Santé mentale et violences : un état des lieux préoccupant pour les soignants libéraux
L’Association SPS (Soins aux Professionnels de la Santé), Doctolib et Grenoble Ecole de Management (GEM) se sont associés pour contribuer à documenter les enjeux de santé mentale des soignants libéraux à travers une étude menée auprès de 1 550 soignants libéraux. Les résultats alertent sur une généralisation inquiétante du mal-être psychologique, des violences subies et d’un déséquilibre croissant entre vie professionnelle et personnelle dans l’exercice libéral.
La méthodologie de l’étude et sa réalisation ont été confiées à Grenoble Ecole de Management qui a élaboré un questionnaire selon des protocoles académiques rigoureux, puis l’a administré à un large panel de soignants libéraux, une population rarement étudiée.
Pour Catherine Cornibert, Directrice générale de l’Association SPS:
« Si de nombreuses études se sont intéressées à la santé des soignants du secteur hospitalier, celle des libéraux reste trop peu documentée, alors qu’ils représentent un tiers de nos soignants. Mieux comprendre les enjeux de santé des professionnels libéraux, c’est mieux les accompagner, les soutenir et leur proposer des réponses adaptées. »

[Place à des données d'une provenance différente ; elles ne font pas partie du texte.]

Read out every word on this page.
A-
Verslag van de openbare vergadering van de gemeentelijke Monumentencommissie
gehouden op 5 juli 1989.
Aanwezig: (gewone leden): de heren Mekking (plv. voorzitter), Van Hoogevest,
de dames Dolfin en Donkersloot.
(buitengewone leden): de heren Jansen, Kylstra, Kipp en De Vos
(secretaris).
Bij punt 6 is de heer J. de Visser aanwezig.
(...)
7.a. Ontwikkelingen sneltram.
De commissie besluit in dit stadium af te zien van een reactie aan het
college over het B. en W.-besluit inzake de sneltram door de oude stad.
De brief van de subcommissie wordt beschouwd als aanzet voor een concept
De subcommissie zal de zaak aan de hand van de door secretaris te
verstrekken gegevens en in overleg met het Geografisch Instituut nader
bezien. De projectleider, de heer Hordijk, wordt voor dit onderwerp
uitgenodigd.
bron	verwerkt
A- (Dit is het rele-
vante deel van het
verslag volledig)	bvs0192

L’étude a été conduite au mois de mars 2025 auprès de 1 550 soignants libéraux exerçant en France, issus de professions diverses : médecins généralistes, médecins spécialistes, psychologues, sage- femmes, pharmaciens, masseurs-kinésithérapeutes, podologues et chirurgiens- dentistes. Elle propose également des recommandations concrètes pour leur permettre d’exercer leurs missions plus sereinement.
UNE SANTÉ MENTALE À RISQUE ET UNE BANALISATION DE LA VIOLENCE
Les résultats de l’étude sur le niveau d’épuisement des soignants libéraux interrogés sont sans appel :
- 60 % déclarent ressentir fréquemment une fatigue générale liée à leur activité ;
- 39 % présentent un score critique d’épuisement professionnel[1] ;
- Près d’un répondant sur cinq présente un diagnostic formel de burn-out (18 %)1 ou de dépression (19 %).
Ces chiffres vont dans le sens d’enquêtes précédentes sur le niveau de souffrance psychologique dans l’exercice libéral, notamment l’étude menée par l’INSERM avec Doctolib en 2022 où 71 % des médecins libéraux déclaraient souffrir de burn-out pendant la seconde vague de Covid-19.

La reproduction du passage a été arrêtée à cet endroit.